The making of a legend
The other iconic Tshabalala picture was taken in 2005. In it he is also wearing red and white, but this time he is a professional footballer for Ea Lla Koto. When this photo was taken, he was representing a Premier Soccer League XI that was facing Bafana Bafana. The national team were preparing for the 2006 Africa Cup of Nations, and his performance that day earned him a ticket to Egypt with them for the tournament. He went on to earn 89 caps. Only Aaron Mokoena (107) and Khune (91) have played more times for Bafana.
“I can safely say that I ticked all the boxes of the things I wanted to achieve,” Tshabalala said. “I wanted to play football professionally. I did that. I wanted to play for Kaizer Chiefs and be one of the best players in the team. I did that. I wanted to play for Bafana Bafana and be among the best players there. I did that. I wanted to play abroad. I did that.

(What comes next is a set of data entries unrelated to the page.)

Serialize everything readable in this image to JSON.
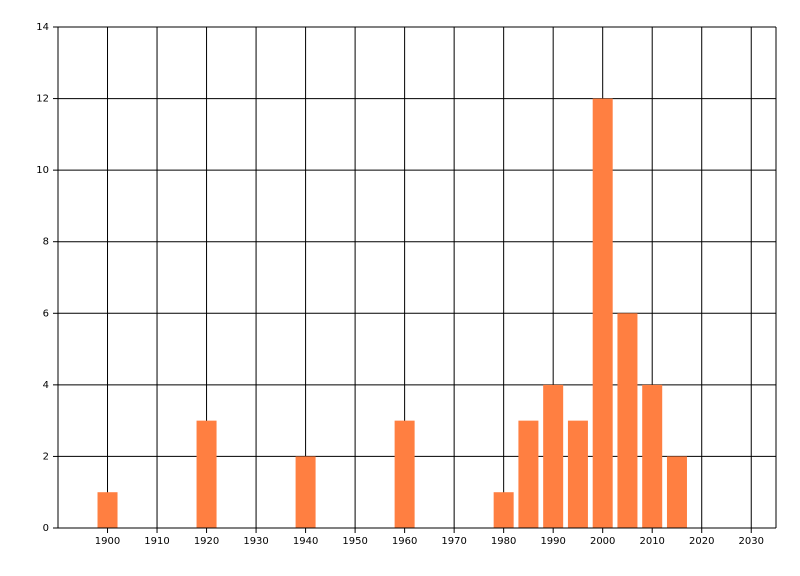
{
  "chart_data": {
    "type": "bar",
    "x": [
      1900,
      1920,
      1940,
      1960,
      1980,
      1985,
      1990,
      1995,
      2000,
      2005,
      2010,
      2015
    ],
    "values": [
      1,
      3,
      2,
      3,
      1,
      3,
      4,
      3,
      12,
      6,
      4,
      2
    ],
    "color": "#ff7f41",
    "xlim": [
      1890,
      2035
    ],
    "xticks": [
      1900,
      1910,
      1920,
      1930,
      1940,
      1950,
      1960,
      1970,
      1980,
      1990,
      2000,
      2010,
      2020,
      2030
    ],
    "ylim": [
      0,
      14
    ],
    "yticks": [
      0,
      2,
      4,
      6,
      8,
      10,
      12,
      14
    ],
    "grid": true
  }
}
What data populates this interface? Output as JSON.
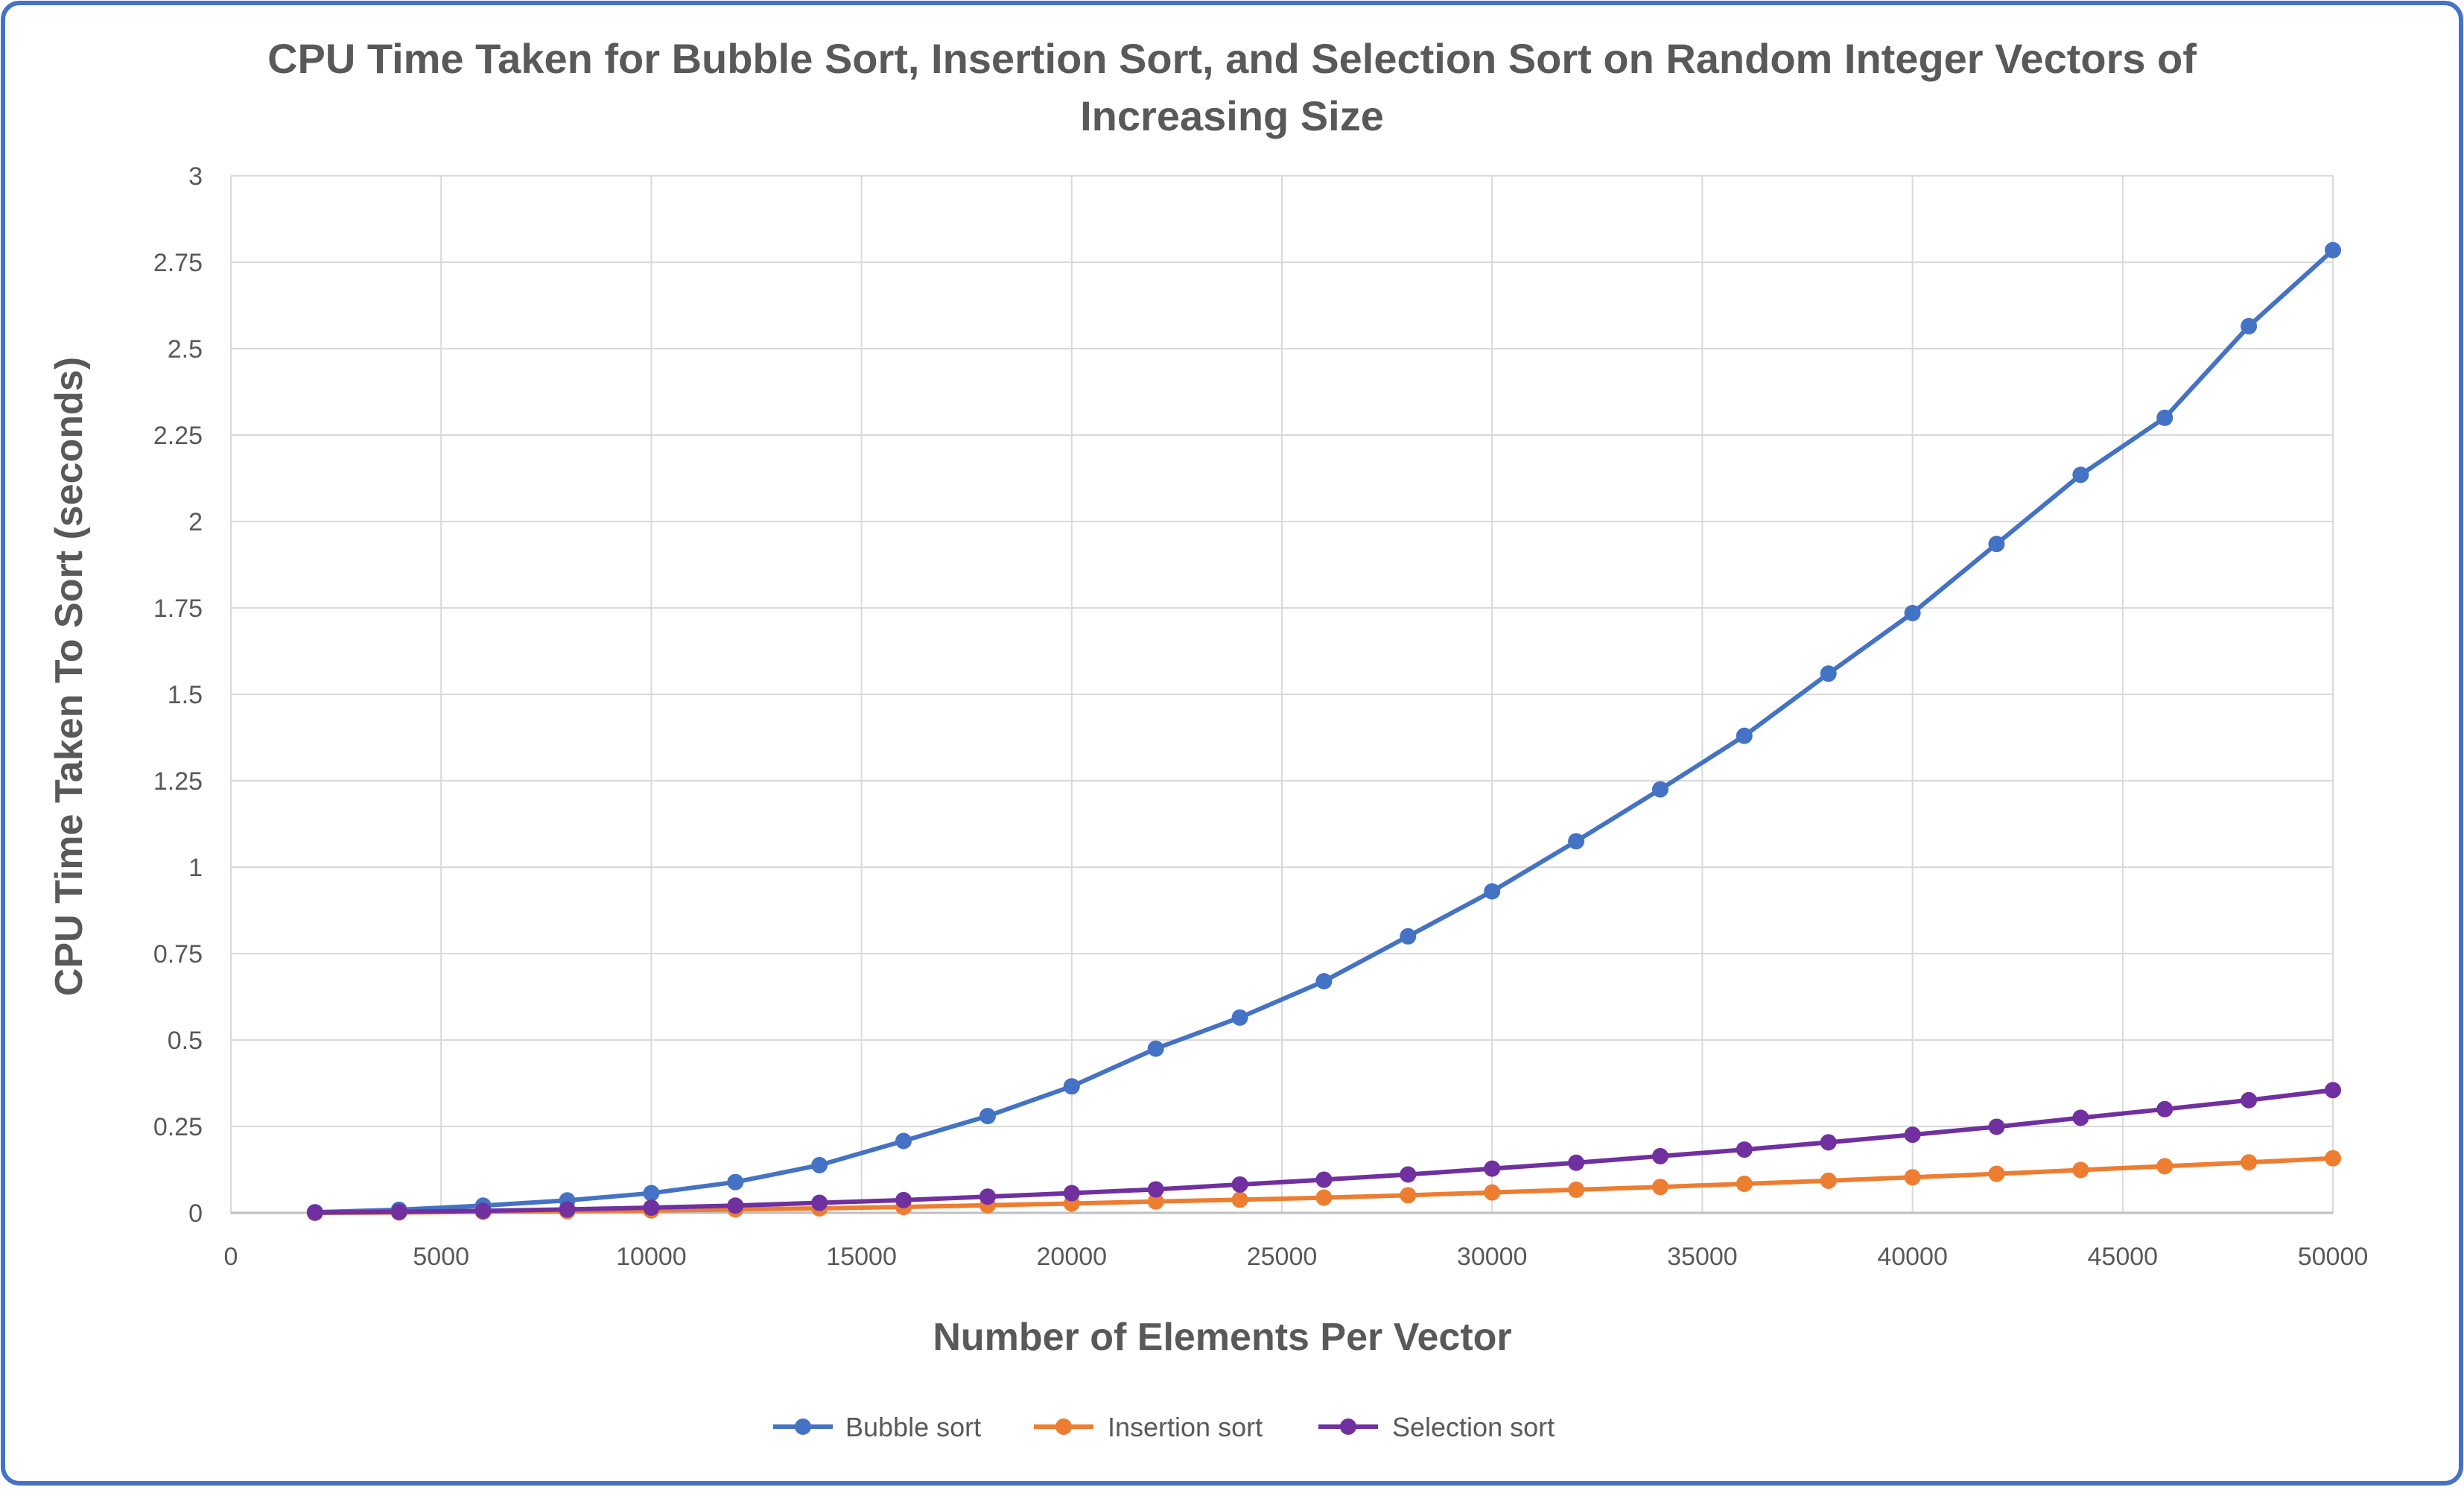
{
  "chart_data": {
    "type": "line",
    "title_lines": [
      "CPU Time Taken for Bubble Sort, Insertion Sort, and Selection Sort on Random Integer Vectors of",
      "Increasing Size"
    ],
    "xlabel": "Number of Elements Per Vector",
    "ylabel": "CPU Time Taken To Sort (seconds)",
    "xlim": [
      0,
      50000
    ],
    "ylim": [
      0,
      3
    ],
    "x_ticks": [
      0,
      5000,
      10000,
      15000,
      20000,
      25000,
      30000,
      35000,
      40000,
      45000,
      50000
    ],
    "y_ticks": [
      0,
      0.25,
      0.5,
      0.75,
      1,
      1.25,
      1.5,
      1.75,
      2,
      2.25,
      2.5,
      2.75,
      3
    ],
    "grid": true,
    "legend_position": "bottom",
    "x": [
      2000,
      4000,
      6000,
      8000,
      10000,
      12000,
      14000,
      16000,
      18000,
      20000,
      22000,
      24000,
      26000,
      28000,
      30000,
      32000,
      34000,
      36000,
      38000,
      40000,
      42000,
      44000,
      46000,
      48000,
      50000
    ],
    "series": [
      {
        "name": "Bubble sort",
        "color": "#4472C4",
        "values": [
          0.002,
          0.009,
          0.021,
          0.036,
          0.057,
          0.089,
          0.138,
          0.208,
          0.28,
          0.366,
          0.475,
          0.565,
          0.67,
          0.8,
          0.93,
          1.075,
          1.225,
          1.38,
          1.56,
          1.735,
          1.935,
          2.135,
          2.3,
          2.565,
          2.785
        ]
      },
      {
        "name": "Insertion sort",
        "color": "#ED7D31",
        "values": [
          0.0,
          0.001,
          0.003,
          0.005,
          0.007,
          0.01,
          0.013,
          0.017,
          0.022,
          0.027,
          0.033,
          0.038,
          0.044,
          0.051,
          0.059,
          0.067,
          0.075,
          0.084,
          0.093,
          0.103,
          0.113,
          0.124,
          0.135,
          0.146,
          0.158
        ]
      },
      {
        "name": "Selection sort",
        "color": "#7030A0",
        "values": [
          0.001,
          0.003,
          0.006,
          0.01,
          0.015,
          0.021,
          0.029,
          0.037,
          0.047,
          0.057,
          0.068,
          0.082,
          0.096,
          0.111,
          0.128,
          0.145,
          0.164,
          0.183,
          0.204,
          0.226,
          0.249,
          0.275,
          0.3,
          0.326,
          0.355
        ]
      }
    ],
    "frame_color": "#4472C4",
    "grid_color": "#D9D9D9"
  }
}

But for me, what matters the most is not what you have achieved, the trophies you have won or the money you have made, it’s the lives you have touched. I am proud of my legacy and the people I have inspired.”

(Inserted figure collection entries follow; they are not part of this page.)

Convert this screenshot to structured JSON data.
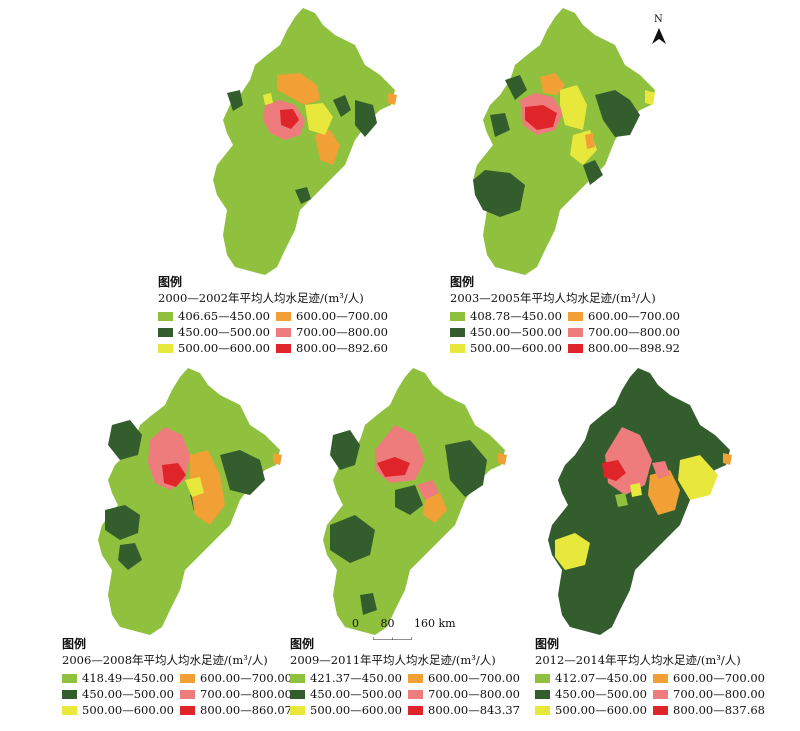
{
  "colors": {
    "c1": "#8fc03e",
    "c2": "#335d2d",
    "c3": "#e8e83c",
    "c4": "#f0a035",
    "c5": "#ef7c7c",
    "c6": "#e0252a"
  },
  "north": {
    "label": "N",
    "icon": "north-arrow-icon"
  },
  "scale": {
    "ticks": [
      "0",
      "80",
      "160 km"
    ]
  },
  "maps": [
    {
      "legend_title": "图例",
      "subtitle": "2000—2002年平均人均水足迹/(m³/人)",
      "classes": [
        {
          "label": "406.65—450.00",
          "color": "#8fc03e"
        },
        {
          "label": "600.00—700.00",
          "color": "#f0a035"
        },
        {
          "label": "450.00—500.00",
          "color": "#335d2d"
        },
        {
          "label": "700.00—800.00",
          "color": "#ef7c7c"
        },
        {
          "label": "500.00—600.00",
          "color": "#e8e83c"
        },
        {
          "label": "800.00—892.60",
          "color": "#e0252a"
        }
      ],
      "base_color": "#8fc03e"
    },
    {
      "legend_title": "图例",
      "subtitle": "2003—2005年平均人均水足迹/(m³/人)",
      "classes": [
        {
          "label": "408.78—450.00",
          "color": "#8fc03e"
        },
        {
          "label": "600.00—700.00",
          "color": "#f0a035"
        },
        {
          "label": "450.00—500.00",
          "color": "#335d2d"
        },
        {
          "label": "700.00—800.00",
          "color": "#ef7c7c"
        },
        {
          "label": "500.00—600.00",
          "color": "#e8e83c"
        },
        {
          "label": "800.00—898.92",
          "color": "#e0252a"
        }
      ],
      "base_color": "#8fc03e"
    },
    {
      "legend_title": "图例",
      "subtitle": "2006—2008年平均人均水足迹/(m³/人)",
      "classes": [
        {
          "label": "418.49—450.00",
          "color": "#8fc03e"
        },
        {
          "label": "600.00—700.00",
          "color": "#f0a035"
        },
        {
          "label": "450.00—500.00",
          "color": "#335d2d"
        },
        {
          "label": "700.00—800.00",
          "color": "#ef7c7c"
        },
        {
          "label": "500.00—600.00",
          "color": "#e8e83c"
        },
        {
          "label": "800.00—860.07",
          "color": "#e0252a"
        }
      ],
      "base_color": "#8fc03e"
    },
    {
      "legend_title": "图例",
      "subtitle": "2009—2011年平均人均水足迹/(m³/人)",
      "classes": [
        {
          "label": "421.37—450.00",
          "color": "#8fc03e"
        },
        {
          "label": "600.00—700.00",
          "color": "#f0a035"
        },
        {
          "label": "450.00—500.00",
          "color": "#335d2d"
        },
        {
          "label": "700.00—800.00",
          "color": "#ef7c7c"
        },
        {
          "label": "500.00—600.00",
          "color": "#e8e83c"
        },
        {
          "label": "800.00—843.37",
          "color": "#e0252a"
        }
      ],
      "base_color": "#8fc03e"
    },
    {
      "legend_title": "图例",
      "subtitle": "2012—2014年平均人均水足迹/(m³/人)",
      "classes": [
        {
          "label": "412.07—450.00",
          "color": "#8fc03e"
        },
        {
          "label": "600.00—700.00",
          "color": "#f0a035"
        },
        {
          "label": "450.00—500.00",
          "color": "#335d2d"
        },
        {
          "label": "700.00—800.00",
          "color": "#ef7c7c"
        },
        {
          "label": "500.00—600.00",
          "color": "#e8e83c"
        },
        {
          "label": "800.00—837.68",
          "color": "#e0252a"
        }
      ],
      "base_color": "#335d2d"
    }
  ]
}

Tshabalala’s dreadlocks, which made him easy to pick out in a crowd, his friendly nature and being a consummate professional made him a cult figure at Chiefs even before that goal. He has always been a popular figure on the continent when travelling with Bafana. His status grew tenfold after the World Cup.
“The love I received from the continent made me feel good,” Tshabalala said. “I remember before the World Cup when we went to Sierra Leone, there were a lot of people who wanted to take pictures with me. This is a team that also had Mbazo [Mokoena] and [Steven] Pienaar, who were playing in England. I also received a lot of love in Nigeria.”
Even the children of his rivals fell in love with Tshabalala. Jeremy Brockie’s kids were captured on video chanting Tshabalala’s name during a match in which their father was on the opposing team. “They sent me that video,” Tshabalala said laughing. “I met the family when we were on holiday in Mauritius and I was very happy to see them.”
The 35-year-old hasn’t hung up his boots just yet, although he has taken a break from the beautiful game after he and the management of Turkish side Erzurumspor failed to reach an agreement on his new contract following the club’s relegation in May last year. When he does eventually hang up his boots, Tshabalala will go down as an inspirational figure who carried himself with respect and professionalism, and he’ll be remembered fondly as the man who lit the first spark of the 2010 Fifa World Cup.
“The main thing in realising your dreams is knowing what is it that you want as a person, and what you need to do to achieve that,” Tshabalala said. “But over and above that, what is important is what legacy you leave behind. What impact have you made on people’s lives? That’s more important than any trophy because it will last for an eternity. I knew that the more my status grew, people would view me as a role model. I tried my best to be a good role model and lead by example. That doesn’t mean that I am perfect. We all make mistakes. But I am proud of what I did, achieved and the people I touched. The work still continues.”